Isn’t not so? Read what Prof.Mehta writes, yes quite lucid and profoundly:
- The state still has inordinate power over capital. Business is vulnerable at the hands of the state at so many levels: at every moment it is taxed, licensed, stamped, assessed, audited, authorised, given permission. Liberalisation and reform have helped alter the structure of corruption in some sectors. But the blunt truth is that the state has such an extraordinary ability to convert even basic procedural rights into discretionary entitlements that we should not be too sanguine about corruption disappearing on account of reform alone. But the one larger consequence of this is how timid Indian capital still is in relation to the state. The horror is not whether a particular industrialist was lobbying for a particular minister; the deeper horror is how the private sector is still so vulnerable, at every level, to the state. This is one reason why Indian capital has still not been able to act as a “class for itself” as it were; why it still cannot openly take on the political class. The picture that has emerged is not one of capital buying out the state, it is still one of capital in an abject state of dependence, where their very life depends upon getting politics right. But instead of focusing on this structural issue of power, all of us, including Ratan Tata, focused on the morality play.
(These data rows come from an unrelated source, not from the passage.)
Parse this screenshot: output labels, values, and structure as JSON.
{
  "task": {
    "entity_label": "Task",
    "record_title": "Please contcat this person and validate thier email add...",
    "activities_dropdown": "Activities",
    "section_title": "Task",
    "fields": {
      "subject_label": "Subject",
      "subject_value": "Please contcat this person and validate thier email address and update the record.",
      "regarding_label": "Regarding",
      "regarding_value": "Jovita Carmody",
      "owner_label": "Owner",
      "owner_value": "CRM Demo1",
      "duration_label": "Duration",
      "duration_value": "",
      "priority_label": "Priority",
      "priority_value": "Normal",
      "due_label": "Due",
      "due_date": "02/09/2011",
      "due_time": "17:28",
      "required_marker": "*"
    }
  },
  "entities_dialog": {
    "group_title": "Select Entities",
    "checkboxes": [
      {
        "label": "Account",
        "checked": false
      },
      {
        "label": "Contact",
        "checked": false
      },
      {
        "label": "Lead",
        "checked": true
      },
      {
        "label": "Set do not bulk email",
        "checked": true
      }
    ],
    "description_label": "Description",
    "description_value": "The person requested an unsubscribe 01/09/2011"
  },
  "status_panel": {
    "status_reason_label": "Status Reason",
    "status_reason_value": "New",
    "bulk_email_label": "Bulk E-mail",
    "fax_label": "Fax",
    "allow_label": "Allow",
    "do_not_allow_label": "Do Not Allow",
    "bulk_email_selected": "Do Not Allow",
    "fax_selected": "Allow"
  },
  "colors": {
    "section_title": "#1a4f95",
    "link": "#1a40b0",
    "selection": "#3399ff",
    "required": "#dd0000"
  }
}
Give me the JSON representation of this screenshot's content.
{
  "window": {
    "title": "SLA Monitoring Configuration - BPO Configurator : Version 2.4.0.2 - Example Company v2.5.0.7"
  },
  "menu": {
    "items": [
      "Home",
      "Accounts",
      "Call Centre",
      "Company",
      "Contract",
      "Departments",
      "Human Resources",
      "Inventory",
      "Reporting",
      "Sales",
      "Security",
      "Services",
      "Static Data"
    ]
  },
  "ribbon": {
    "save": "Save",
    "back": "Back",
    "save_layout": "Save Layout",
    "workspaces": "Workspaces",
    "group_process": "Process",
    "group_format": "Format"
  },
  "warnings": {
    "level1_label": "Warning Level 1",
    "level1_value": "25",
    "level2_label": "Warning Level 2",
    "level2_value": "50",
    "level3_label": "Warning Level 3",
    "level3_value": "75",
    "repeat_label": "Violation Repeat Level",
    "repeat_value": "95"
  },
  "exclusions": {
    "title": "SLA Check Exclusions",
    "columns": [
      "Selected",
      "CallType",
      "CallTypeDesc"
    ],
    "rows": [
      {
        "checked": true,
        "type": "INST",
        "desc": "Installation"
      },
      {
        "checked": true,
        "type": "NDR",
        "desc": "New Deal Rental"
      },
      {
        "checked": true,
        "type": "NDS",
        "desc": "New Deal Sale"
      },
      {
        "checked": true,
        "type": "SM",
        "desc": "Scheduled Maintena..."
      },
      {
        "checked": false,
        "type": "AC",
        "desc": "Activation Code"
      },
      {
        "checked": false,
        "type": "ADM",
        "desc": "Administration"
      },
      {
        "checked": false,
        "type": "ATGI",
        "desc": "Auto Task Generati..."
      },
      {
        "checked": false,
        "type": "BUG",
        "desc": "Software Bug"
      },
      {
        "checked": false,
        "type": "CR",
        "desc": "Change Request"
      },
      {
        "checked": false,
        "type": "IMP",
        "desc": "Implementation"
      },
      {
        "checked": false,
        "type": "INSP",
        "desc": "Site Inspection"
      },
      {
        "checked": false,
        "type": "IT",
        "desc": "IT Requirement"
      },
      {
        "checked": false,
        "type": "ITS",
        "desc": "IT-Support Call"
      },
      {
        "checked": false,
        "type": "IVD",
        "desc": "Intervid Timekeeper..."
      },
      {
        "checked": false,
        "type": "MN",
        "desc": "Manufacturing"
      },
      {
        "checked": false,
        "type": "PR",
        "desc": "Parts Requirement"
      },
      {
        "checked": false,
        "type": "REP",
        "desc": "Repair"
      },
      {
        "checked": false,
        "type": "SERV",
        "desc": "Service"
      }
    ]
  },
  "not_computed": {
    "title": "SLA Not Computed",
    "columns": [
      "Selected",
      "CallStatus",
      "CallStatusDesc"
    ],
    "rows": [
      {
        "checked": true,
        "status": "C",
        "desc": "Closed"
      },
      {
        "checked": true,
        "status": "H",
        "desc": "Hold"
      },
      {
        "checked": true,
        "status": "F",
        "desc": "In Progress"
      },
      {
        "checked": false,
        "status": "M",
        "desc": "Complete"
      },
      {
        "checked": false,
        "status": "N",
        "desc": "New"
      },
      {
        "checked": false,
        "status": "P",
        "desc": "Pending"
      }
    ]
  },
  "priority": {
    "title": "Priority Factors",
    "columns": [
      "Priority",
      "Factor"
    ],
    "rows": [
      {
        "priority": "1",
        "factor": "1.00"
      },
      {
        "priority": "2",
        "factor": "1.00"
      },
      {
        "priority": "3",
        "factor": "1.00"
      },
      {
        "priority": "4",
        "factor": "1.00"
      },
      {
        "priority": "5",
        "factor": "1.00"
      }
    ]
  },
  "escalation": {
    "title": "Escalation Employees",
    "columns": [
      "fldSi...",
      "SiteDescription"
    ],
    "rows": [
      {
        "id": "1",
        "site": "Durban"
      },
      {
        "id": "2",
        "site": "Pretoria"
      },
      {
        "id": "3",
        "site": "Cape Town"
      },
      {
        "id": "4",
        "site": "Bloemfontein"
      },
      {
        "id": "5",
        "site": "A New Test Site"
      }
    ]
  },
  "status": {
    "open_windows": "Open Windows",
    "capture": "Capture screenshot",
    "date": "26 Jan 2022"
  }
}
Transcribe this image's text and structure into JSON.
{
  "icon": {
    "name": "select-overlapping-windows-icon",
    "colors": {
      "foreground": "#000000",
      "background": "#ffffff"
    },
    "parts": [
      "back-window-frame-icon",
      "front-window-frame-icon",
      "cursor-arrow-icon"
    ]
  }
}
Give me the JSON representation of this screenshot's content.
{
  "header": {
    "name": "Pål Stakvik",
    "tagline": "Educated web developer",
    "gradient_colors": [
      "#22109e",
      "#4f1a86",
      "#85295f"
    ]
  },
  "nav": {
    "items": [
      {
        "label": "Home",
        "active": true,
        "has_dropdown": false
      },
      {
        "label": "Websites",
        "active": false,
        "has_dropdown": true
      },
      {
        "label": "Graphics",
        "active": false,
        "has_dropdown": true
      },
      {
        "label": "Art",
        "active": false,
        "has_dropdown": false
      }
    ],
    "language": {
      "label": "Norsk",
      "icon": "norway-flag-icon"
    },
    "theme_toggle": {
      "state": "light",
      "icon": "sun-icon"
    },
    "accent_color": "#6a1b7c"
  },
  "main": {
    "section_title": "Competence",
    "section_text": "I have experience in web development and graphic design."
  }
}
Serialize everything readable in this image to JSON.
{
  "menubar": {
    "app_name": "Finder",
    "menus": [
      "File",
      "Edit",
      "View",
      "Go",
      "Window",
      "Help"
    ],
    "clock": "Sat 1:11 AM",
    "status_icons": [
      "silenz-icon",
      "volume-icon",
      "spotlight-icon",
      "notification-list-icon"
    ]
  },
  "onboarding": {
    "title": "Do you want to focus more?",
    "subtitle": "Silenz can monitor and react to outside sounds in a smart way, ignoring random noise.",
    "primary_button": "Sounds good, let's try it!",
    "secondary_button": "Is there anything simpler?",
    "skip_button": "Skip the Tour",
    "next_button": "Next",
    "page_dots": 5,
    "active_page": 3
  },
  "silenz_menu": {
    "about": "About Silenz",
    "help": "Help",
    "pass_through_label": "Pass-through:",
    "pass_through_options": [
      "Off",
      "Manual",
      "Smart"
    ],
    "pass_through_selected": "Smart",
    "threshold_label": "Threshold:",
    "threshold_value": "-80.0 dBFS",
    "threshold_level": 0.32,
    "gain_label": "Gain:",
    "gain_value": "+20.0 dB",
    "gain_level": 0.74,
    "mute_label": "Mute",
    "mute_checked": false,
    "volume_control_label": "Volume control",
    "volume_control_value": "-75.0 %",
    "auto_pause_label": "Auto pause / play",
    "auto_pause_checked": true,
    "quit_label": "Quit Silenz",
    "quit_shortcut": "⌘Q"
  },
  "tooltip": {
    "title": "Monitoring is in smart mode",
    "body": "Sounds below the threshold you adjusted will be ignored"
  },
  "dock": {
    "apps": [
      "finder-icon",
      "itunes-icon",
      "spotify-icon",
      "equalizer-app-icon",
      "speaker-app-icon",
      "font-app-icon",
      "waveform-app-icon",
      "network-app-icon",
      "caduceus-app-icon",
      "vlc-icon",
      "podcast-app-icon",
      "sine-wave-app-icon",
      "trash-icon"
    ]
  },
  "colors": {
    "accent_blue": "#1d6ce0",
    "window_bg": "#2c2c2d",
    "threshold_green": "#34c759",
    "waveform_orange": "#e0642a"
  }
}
- We still assume that some kind of public accounting in the full glare of the media reveals the truth. Indian media was under the illusion that it is the sunlight illuminating dark corners. Most politicians, and thankfully most voters, see it more as a spectator sport. There are two ways of dealing with this. One is to play along as most politicians do; the other is to maintain supreme detachment from it.
- Manmohan Singh, roundly ignores the media, engaging with it in a public space as infrequently as is possible. He concentrates singlemindedly on his choices and priorities, on that play of necessity and chance that defines politics. He has artfully free ridden on media’s simple-minded obsession with finding virtuous characters in a morality play; that part he fulfils beautifully by virtue of his stoic integrity. His supposed weakness, his refusal to take public responsibility for his government’s sins of omission or commission, has turned out to be an enormous political advantage in a climate where we don’t ask institutional and structural questions. He has most profoundly understood the deep truth of our times. All of us, the media or capital, may think we have the last word. But only a genuine politician has the last laugh.
Pratap Bhanu Mehta is quite wrong to write that Manmohan Singh is a politician. He is NOT. He is just an economic and educational bureaucrat who has climbed the greasy pole right to the top only because the CONgress party has no real political personnel worth even half-a-dime: indeed, neither Sonia Gandhi nor Rahul are politicians either. Manmohan does not talk to the press - but neither does he talk to the people - nor does he discuss matters in Parliament! So, I maintain, that Manmohan is not a politician, and India is not a democracy at all. This means we are dealing with not only political, but also intellectual immorality.